Taiwan overtook the UK in stock market value as the country’s tech firms regained favor amid hopes for further de-escalation in the Iran war.
Taiwan’s market capitalization rose to US$4.14 trillion as of Wednesday, making it the world’s seventh-largest, according to data compiled by Bloomberg that show the combined value of companies with a primary listing in the nation.
The UK’s market was valued at about US$4.09 trillion.
Photo: CNA
The feat comes after the TAIEX recouped losses driven by the Iran war — one of the first major markets to do so — to reach a record high.
Taiwan Semiconductor Manufacturing Co (台積電) also renewed its all-time high, buoyed by revenue growth that underscores its key role in the global artificial intelligence (AI) supply chain.
“Taiwan continues to be treated as an AI hardware proxy,” Broadridge Financial Solutions Inc’s APAC growth solutions head Yoon Ng said. “As long as AI capex momentum holds, flows should remain supportive.”
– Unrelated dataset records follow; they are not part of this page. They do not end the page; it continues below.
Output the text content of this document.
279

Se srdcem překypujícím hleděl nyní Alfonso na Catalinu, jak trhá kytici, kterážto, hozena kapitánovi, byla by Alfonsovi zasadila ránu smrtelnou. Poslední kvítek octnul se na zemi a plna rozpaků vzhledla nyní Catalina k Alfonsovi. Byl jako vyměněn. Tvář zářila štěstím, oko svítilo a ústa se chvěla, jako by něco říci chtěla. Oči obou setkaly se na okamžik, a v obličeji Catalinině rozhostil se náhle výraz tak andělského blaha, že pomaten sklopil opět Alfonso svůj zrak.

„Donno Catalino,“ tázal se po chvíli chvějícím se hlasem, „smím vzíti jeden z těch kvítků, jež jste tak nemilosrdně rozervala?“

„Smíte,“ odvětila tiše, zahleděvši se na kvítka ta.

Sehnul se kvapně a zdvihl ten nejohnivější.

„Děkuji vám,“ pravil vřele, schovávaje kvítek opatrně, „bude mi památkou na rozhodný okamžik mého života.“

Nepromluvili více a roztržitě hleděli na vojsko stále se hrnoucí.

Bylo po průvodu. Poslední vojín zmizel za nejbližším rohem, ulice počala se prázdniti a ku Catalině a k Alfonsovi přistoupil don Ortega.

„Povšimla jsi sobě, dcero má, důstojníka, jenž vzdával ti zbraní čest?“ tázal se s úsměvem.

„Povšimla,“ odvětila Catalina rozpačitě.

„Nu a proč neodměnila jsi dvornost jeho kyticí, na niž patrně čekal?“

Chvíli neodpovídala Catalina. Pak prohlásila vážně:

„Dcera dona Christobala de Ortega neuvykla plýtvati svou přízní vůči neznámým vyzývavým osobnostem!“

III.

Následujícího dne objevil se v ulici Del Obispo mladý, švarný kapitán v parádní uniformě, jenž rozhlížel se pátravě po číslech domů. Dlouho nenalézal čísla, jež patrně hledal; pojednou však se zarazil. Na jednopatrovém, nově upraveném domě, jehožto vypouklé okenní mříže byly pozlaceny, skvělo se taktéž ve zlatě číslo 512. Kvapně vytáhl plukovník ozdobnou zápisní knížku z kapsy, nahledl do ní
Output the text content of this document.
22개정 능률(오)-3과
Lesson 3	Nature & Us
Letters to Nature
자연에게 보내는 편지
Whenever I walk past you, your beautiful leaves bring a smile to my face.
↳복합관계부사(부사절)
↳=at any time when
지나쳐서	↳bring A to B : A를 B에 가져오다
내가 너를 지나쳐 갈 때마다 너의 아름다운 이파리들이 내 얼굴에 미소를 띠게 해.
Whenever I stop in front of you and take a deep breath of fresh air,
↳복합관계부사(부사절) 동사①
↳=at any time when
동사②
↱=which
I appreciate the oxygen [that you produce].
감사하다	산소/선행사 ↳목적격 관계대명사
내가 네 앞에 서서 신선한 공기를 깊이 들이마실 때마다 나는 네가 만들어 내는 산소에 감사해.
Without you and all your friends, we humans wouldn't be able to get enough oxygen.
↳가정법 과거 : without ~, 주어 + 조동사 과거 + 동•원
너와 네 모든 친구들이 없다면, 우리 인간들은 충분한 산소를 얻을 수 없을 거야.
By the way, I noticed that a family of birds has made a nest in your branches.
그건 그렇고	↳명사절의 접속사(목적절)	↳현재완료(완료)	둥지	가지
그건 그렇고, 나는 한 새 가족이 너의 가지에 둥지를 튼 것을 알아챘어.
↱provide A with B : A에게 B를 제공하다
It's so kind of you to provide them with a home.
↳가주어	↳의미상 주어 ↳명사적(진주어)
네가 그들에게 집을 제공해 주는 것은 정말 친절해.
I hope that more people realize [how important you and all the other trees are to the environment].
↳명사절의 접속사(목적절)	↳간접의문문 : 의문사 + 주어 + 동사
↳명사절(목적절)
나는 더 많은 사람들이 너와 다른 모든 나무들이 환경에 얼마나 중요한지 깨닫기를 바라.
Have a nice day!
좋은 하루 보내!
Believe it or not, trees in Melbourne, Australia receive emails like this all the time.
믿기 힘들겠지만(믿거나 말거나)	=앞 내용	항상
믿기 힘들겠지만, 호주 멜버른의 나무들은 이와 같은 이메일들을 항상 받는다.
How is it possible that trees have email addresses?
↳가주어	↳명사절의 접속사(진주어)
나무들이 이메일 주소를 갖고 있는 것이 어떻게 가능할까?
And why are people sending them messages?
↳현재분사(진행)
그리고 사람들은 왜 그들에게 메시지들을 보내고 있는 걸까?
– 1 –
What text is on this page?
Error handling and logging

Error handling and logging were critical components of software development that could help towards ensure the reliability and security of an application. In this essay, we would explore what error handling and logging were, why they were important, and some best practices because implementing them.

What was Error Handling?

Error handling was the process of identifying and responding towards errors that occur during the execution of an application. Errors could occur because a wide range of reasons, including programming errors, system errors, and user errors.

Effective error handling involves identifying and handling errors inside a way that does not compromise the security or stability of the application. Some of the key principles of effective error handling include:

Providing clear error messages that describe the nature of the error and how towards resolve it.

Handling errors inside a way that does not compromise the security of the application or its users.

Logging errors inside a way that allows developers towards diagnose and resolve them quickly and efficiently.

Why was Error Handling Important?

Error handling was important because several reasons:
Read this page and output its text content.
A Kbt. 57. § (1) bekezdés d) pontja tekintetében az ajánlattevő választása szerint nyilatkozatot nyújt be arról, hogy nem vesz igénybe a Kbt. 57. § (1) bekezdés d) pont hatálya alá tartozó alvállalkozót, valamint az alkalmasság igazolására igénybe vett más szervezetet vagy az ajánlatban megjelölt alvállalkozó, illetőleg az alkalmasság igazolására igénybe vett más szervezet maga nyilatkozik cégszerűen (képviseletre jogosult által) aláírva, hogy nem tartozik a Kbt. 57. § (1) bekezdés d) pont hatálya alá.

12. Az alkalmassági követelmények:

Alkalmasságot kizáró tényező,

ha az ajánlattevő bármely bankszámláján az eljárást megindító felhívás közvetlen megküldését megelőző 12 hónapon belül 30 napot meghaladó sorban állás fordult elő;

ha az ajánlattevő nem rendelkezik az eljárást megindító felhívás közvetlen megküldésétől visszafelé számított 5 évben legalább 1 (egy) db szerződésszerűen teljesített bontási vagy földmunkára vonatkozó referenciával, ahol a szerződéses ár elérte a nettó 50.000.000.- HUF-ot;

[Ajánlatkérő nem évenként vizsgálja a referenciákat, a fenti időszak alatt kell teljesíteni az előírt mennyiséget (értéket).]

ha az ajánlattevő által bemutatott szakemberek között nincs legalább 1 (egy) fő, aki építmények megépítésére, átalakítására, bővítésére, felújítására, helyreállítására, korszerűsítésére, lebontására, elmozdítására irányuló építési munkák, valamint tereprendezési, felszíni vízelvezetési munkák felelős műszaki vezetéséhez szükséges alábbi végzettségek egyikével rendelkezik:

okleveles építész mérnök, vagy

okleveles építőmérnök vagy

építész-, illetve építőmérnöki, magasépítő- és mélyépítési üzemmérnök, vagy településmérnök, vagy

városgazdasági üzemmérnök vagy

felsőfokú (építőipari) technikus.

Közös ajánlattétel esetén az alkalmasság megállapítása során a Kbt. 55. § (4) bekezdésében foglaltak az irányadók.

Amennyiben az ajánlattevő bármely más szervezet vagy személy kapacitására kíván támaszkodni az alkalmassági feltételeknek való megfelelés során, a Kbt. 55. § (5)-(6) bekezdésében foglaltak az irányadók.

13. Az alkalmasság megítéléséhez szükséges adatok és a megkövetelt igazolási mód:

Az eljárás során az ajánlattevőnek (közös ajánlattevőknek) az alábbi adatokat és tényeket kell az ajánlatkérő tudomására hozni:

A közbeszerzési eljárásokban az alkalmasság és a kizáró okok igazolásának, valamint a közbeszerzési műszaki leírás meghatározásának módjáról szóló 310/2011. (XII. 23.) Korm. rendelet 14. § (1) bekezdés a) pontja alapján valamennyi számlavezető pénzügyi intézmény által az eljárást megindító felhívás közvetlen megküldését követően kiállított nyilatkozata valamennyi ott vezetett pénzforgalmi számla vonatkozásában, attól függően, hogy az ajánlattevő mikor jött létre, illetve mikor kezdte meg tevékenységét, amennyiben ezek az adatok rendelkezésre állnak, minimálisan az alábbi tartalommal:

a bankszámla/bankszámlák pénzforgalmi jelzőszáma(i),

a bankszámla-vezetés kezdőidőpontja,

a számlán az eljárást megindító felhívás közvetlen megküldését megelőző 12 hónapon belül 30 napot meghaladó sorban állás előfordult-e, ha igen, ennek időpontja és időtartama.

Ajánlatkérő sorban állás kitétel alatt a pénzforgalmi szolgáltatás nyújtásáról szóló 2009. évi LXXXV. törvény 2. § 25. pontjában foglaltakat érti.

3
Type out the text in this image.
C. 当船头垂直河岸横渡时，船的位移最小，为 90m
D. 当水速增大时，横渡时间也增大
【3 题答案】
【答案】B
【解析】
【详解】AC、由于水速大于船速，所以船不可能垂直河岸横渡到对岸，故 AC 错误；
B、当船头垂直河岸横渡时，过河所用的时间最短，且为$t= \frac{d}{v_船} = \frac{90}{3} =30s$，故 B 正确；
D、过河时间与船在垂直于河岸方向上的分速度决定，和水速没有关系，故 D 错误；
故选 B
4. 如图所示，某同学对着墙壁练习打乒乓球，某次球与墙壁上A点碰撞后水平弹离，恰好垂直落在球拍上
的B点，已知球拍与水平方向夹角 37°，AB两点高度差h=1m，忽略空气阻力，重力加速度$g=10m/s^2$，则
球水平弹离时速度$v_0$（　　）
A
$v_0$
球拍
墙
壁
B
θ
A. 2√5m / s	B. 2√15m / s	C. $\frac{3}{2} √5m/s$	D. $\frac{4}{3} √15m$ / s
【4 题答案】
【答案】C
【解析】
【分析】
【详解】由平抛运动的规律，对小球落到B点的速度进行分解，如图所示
While the size of Taiwan’s US$977 billion economy trails the UK’s US$4.3 trillion, according to IMF estimates, roaring exports of AI-related products is boosting growth expectations for the nation.
The TAIEX has risen 17 percent so far this month. It gained 1.12 percent yesterday, extending its rally to an eighth straight session — the longest winning streak since last year.
Foreigners have bought a net US$10.3 billion of Taiwanese shares so far this month, putting the market on track for its biggest monthly inflow ever after a record US$28.7 billion outflow last month.
Meanwhile, the UK’s FTSE 100 Index has gained less than 4 percent so far this month, amid lingering concerns over sticky inflation and interest rates that are higher than in the rest of Europe.
Still, equities in the UK are drawing investors amid geopolitical uncertainty, boosted by a significant exposure to the energy and defensive sectors.
A flurry of strategists, including at Barclays PLC, Citigroup Inc and HSBC Holdings PLC, are favoring the FTSE 100 either as a geopolitical hedge or as a preferred exposure in the current environment.
“The commodity-based sectors of energy and basic materials, which could benefit from elevated energy and metal prices, represent nearly one-fifth of the UK market cap,” HSBC strategists including Duncan Toms said. “In 2022, the UK stood out as one of the best markets in a backdrop of global stagflation.”
A Bank of America Corp survey this month showed the UK was the second-most favored market in Europe after Switzerland, a similar position to last month’s survey.
It was the second least-preferred in February.
Still, a net 16 percent of global fund managers are underweight on British stocks compared with 15 percent last month.